Tampons, Binden und Menstruationstassen weglassen
Der wohl einfachste und naheliegende Weg ist es, komplett auf Tampons und Menstruationstassen zu verzichten. Denn: Wer einmal TSS hatte, kann es wieder bekommen. Statt einzuführenden Menstruationsartikeln gibt es beispielsweise wirklich gute Periodenunterwäsche, die nicht nur sexy aussehen kann, sondern auch ihren Zweck erfüllt.
"Wir wollen einen emanzipierten, fairen und nachhaltigen Flow für alle", heißt es auf der Website von KORA MIKINO - eins der bekanntesten Periodenwäsche-Unternehmen im deutschen Raum. Aber: Die Panties sollen und müssen natürlich auch gewechselt werden, am besten nach spätestens 12 Stunden.

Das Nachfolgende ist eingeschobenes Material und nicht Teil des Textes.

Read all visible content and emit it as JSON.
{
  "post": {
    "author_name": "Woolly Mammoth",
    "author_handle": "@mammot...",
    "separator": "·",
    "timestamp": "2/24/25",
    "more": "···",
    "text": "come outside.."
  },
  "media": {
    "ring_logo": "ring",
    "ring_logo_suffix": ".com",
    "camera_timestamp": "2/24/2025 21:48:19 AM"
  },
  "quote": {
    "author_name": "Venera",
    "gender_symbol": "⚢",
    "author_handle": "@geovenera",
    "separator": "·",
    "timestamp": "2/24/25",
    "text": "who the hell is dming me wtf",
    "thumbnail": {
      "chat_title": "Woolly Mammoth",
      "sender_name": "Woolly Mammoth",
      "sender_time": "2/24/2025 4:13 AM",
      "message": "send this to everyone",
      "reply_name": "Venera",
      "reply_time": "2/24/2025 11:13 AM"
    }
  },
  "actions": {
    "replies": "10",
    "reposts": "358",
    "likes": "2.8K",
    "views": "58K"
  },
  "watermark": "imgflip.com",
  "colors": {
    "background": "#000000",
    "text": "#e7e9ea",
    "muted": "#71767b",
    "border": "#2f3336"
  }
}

Tipp: Hier findest du teilweise gute Alternativen für Tampons & Co.
Zeit im Blick behalten
Wer noch nicht ganz dazu bereit ist, komplett auf Tampons oder ähnliches zu verzichten, sollte zumindest auf die Vorgaben achten. Hygieneartikel müssen regelmäßig - bei Tampons im Durchschnitt nach vier Stunden, bei Menstruationstassen nach acht Stunden - gewechselt werden. Nimm dir all die Zeit, die du brauchst und schäme dich nicht, in der Öffentlichkeit einen Tampon aus der Tasche zu holen. Glaub' mir, es gibt nichts Normaleres.
Außerdem: Laut einer Studie der Wissenschaftler:innen Hanna A. Bruce und Philip M. Tierno, Jr. können Tampons aus Biobaumwolle das Risiko von TSS reduzieren. Hey, immerhin etwas!
Hände waschen, bitte!
Wenn wir eins gelernt haben, dann ist es, wie wichtig Hygiene ist. Daher: Einfach gründlich die Hände waschen - und das nicht nur danach, sondern auch davor! Dazu gehören auch die Fingerzwischenräume und Handgelenke. Wer beispielsweise vorher eine Stunde mit dem Zug gefahren ist und sämtliche Türen angefasst hat, sollte ungewaschen keine empfindlichen Bereiche wie die Vulva und Vagina berühren. Achtet auf euch und euren Körper, immer und überall, egal ob Regelblutung oder nicht.